Hence, it’s not enough to be “straight” and support heterosexual marriage. Standing up for the First Amendment and morality is good and well. But what’s ultimately important is not where you stood (or stand) on “Chick-Fil-A Day” but where you’ll stand in relation to Jesus on Judgment Day.
But sometimes I wonder if our opposition to homosexuality and advocacy of Christian values doesn’t come across primarily as a misguided attempt to create a “Christian nation” rather than a humble endeavor to win our fellow non-Christian Americans to the kingdom that is “not of this world.” In the words of Joel Rainey, who actually went to Chick-Fil-A on August 3rd in an effort to reach out to gays,
When I read about Jesus’ words and actions in Scripture, I see a Savior who aggressively pursues relationships with people who are far from God, and who simultaneously displays a strong reticence toward fighting over the control of temporary kingdoms. His mission was, and is, much larger!4
I just wanted to remind folks–whether believers or non-believers–that the ultimate issue isn’t what one does with the First Amendment or marriage but what one does with Jesus and the gospel. And in doing so, I hoped to prod my fellow believers to think not only in terms of preserving the moral fiber of our country but also (and more importantly) of promoting the gospel by means of declaring the fact that, as one of my good friends puts it, “we’re all in this sinful mess together.”6
I’m not convinced that buying a sandwich from CFA on August 1st was the only way Christians could show their support for the CFA’s First Amendment rights and views on marriage. And while it may help to preserve our American liberties, I’m not sure how much it will serve to advance the cause of the gospel. In the words of the hymnwriter:
For not with swords loud clashingNor roll of stirring drumBut deeds of love and mercyThe heavenly kingdom comes.
This is the kind of smug, otherworldly pietism that I often run across in certain Reformed Baptist circles.
i) You have ministers who talk down to laymen. Even if a layman says or does something right, the minister thinks his role is to remind the layman–as if the layman needs reminding–of another “complementary” truth. The minister imagines that, unlike the layman, he brings a balanced perspective to the issue.

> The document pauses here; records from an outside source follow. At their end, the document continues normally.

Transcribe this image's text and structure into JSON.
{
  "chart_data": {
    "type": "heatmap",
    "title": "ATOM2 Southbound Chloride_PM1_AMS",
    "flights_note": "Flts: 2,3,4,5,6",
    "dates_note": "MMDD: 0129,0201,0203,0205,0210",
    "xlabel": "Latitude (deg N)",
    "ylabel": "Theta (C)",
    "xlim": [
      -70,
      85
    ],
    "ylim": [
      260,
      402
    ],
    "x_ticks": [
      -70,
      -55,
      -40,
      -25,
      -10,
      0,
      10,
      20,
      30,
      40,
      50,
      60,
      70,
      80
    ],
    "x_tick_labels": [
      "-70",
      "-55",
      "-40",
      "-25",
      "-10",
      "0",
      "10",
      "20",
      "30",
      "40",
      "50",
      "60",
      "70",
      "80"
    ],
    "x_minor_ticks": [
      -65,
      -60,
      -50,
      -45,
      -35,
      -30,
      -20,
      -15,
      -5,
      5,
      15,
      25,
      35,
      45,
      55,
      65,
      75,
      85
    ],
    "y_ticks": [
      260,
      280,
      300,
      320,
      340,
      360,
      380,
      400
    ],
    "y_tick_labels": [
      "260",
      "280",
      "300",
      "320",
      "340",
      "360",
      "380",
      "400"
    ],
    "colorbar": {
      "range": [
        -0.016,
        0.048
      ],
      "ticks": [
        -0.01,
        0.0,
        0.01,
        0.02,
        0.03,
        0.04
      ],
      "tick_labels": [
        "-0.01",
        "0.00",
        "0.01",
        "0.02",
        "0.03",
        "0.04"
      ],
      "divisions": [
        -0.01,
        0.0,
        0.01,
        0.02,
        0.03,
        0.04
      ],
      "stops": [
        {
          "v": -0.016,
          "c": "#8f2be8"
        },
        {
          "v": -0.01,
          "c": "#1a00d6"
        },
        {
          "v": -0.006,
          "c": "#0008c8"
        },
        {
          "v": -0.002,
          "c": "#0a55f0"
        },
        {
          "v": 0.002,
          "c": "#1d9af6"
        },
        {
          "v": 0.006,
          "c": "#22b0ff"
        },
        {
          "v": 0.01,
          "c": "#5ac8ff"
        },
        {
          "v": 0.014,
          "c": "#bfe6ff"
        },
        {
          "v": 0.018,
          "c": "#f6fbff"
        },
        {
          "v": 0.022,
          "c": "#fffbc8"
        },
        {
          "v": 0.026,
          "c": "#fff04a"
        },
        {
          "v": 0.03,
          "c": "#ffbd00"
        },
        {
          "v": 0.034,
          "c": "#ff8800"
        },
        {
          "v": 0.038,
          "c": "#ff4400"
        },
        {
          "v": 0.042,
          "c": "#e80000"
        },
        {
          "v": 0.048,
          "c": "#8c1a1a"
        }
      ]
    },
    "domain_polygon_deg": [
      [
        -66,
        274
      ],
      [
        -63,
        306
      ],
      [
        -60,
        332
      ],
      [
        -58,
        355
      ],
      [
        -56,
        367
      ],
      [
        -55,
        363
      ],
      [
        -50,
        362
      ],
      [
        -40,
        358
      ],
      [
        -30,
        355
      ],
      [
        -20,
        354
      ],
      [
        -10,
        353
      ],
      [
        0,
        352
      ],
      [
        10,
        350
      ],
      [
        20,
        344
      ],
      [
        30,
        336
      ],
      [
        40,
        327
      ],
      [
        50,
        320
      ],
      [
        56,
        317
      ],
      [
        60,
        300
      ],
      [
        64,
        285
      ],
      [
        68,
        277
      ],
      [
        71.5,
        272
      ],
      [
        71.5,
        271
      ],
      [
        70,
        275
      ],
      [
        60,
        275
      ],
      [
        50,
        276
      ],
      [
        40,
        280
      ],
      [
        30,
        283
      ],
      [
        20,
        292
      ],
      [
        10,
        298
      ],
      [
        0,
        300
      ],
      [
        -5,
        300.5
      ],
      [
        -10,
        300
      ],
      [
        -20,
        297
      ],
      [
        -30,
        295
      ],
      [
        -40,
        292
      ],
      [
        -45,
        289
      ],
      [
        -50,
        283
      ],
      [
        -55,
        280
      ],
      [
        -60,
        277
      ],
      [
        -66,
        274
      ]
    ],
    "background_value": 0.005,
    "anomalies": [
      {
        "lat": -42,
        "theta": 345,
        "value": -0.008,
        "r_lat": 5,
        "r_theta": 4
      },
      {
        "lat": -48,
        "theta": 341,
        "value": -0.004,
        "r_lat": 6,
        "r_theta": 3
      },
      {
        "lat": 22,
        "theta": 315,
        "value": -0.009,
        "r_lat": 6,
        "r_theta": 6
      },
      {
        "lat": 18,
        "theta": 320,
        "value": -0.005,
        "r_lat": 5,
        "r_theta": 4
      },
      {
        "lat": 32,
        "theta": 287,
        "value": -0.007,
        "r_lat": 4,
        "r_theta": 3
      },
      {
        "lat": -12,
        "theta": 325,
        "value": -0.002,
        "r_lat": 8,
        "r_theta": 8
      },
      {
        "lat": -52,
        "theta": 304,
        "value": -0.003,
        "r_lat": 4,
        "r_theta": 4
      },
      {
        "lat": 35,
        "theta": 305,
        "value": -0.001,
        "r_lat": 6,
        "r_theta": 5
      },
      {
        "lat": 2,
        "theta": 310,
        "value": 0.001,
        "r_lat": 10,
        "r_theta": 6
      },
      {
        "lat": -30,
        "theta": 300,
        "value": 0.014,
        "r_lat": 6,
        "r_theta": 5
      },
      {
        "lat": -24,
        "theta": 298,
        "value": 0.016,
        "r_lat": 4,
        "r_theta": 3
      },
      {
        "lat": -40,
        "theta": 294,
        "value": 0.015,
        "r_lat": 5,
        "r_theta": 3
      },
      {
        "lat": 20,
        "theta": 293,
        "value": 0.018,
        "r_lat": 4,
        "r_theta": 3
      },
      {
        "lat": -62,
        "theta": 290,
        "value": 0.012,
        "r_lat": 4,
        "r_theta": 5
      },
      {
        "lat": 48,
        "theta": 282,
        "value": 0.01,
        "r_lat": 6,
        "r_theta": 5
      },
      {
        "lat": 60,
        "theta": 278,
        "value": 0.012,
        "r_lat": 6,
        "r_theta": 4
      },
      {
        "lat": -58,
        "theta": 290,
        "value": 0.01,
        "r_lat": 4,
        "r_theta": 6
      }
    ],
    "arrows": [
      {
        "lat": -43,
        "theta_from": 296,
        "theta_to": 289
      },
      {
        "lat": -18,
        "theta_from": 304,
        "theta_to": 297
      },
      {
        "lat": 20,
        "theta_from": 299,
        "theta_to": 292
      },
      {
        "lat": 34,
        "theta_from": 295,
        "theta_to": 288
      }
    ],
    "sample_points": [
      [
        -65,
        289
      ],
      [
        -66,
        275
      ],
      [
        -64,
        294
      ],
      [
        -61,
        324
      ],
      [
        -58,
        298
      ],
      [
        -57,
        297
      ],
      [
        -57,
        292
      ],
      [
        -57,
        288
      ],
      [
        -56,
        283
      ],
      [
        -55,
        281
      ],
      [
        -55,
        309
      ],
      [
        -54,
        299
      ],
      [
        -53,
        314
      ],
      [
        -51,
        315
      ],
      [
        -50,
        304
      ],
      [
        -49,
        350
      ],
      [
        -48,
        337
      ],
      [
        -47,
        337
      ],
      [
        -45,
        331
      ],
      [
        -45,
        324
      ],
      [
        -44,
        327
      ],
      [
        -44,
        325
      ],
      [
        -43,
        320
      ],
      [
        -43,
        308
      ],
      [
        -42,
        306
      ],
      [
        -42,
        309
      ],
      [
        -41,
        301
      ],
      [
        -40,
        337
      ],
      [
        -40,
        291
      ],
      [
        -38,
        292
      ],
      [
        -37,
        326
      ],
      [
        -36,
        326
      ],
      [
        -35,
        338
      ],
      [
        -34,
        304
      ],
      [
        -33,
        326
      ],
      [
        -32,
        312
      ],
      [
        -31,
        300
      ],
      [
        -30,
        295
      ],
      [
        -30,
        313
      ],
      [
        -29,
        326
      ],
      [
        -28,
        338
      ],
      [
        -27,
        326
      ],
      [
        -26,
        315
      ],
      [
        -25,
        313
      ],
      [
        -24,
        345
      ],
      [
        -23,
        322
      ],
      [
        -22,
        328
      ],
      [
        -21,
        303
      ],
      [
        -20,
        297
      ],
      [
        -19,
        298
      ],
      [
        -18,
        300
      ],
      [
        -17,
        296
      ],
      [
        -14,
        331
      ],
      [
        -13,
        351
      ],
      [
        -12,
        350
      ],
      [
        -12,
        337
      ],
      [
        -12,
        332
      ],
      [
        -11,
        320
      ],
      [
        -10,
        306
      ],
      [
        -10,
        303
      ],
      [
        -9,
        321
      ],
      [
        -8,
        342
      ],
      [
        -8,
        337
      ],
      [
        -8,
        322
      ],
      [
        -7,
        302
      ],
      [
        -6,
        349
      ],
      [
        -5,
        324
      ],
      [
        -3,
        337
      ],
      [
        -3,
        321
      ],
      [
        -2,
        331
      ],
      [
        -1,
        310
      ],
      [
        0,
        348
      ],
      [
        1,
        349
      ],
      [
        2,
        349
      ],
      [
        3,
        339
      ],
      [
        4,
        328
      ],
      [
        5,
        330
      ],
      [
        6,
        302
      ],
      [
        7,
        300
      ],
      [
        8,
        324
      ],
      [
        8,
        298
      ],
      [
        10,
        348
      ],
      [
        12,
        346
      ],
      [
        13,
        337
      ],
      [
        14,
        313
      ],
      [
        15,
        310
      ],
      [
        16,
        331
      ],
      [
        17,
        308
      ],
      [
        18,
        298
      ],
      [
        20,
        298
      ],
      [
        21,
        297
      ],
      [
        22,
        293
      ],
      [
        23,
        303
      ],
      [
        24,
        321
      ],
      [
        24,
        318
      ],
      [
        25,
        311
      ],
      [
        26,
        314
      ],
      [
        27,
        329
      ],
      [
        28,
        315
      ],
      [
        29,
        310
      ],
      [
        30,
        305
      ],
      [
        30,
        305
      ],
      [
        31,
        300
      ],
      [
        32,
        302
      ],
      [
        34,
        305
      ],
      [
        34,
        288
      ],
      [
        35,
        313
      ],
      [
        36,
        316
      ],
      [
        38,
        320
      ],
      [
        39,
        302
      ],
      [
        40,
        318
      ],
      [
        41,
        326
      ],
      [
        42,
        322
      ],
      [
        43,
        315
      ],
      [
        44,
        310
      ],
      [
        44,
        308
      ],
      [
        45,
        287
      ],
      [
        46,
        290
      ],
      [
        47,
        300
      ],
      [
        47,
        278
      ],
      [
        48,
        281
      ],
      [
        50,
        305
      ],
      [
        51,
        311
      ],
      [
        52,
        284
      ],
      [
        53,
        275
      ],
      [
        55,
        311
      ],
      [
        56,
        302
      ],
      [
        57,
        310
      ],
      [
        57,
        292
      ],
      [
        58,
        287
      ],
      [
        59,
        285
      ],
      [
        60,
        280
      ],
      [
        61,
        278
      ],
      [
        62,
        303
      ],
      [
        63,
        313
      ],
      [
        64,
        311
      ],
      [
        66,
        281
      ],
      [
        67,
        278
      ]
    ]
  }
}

The effect is to relativize away whatever good the layman did. But as Bishop Butler wisely observed, we should resist the impulse to discountenance what good because it wasn’t better.
ii) Ironically, it’s the position of Gonzales that’s unbalanced. The Bible preaches law as well as gospel. Duty as well as grace. It isn’t all gospel all the time.
Some Baptists like Gonzales promote political antinomianism.
iii) God put us in this world. This is the world we must function in. This is the theater in which we must practice our faith. This is where we must live out what we profess, until we die or Jesus returns.
We're living in the here-and-now, not the hereafter. We need to be faithful to the situation God has put us in. If we're faithful in the present, the future will take care of itself.
iv) Christian men have a duty to protect and provide for their dependents. Christian political activism, or “push back,” is one of the ways we’re called upon to defend the welfare of our dependents. If, say, a totalitarian state takes control of your kids, then you can’t raise them in the faith. Then you can’t perform your parental duty as a Christian father. Likewise, if the state reserves the right to euthanize your elderly mother, you can’t perform your filial duty.
v) Sure, what “ultimately matters” is what happens to us after we die, not before we die. In that sense, if you have a toddler who wanders into a busy intersection, or a toddler who approaches a rattlesnake, it’s ultimately unimportant whether he’s run over. Ultimately unimportant whether he dies of snakebite. Yet you still have a duty to protect the toddler from harm.
If a mugger jumps your wife while the two of your are walking in the park, it’s ultimately unimportant whether or not he rapes her and murder her. Does that mean you should preach the gospel to the mugger rather than defending your wife?
If a lifeguard fished a drowning swimmer out of the water and resuscitated him through CPR, would Gonzales find fault because the lifeguard failed to evangelize the swimmer?
If a sharpshooter caps a schoolyard sniper, thereby saving the lives of innocent kindergartners, would Gonzales find fault because the policeman failed to evangelize the sniper?
vi) All goods are God’s goods. We should be thankful for every good thing. It’s more important to distinguish between good and evil than distinguish between greater and lesser goods.
vii) We’re not going to win everyone to Jesus. And the law is primarily for unbelievers, not believers (1 Tim 1:9-10).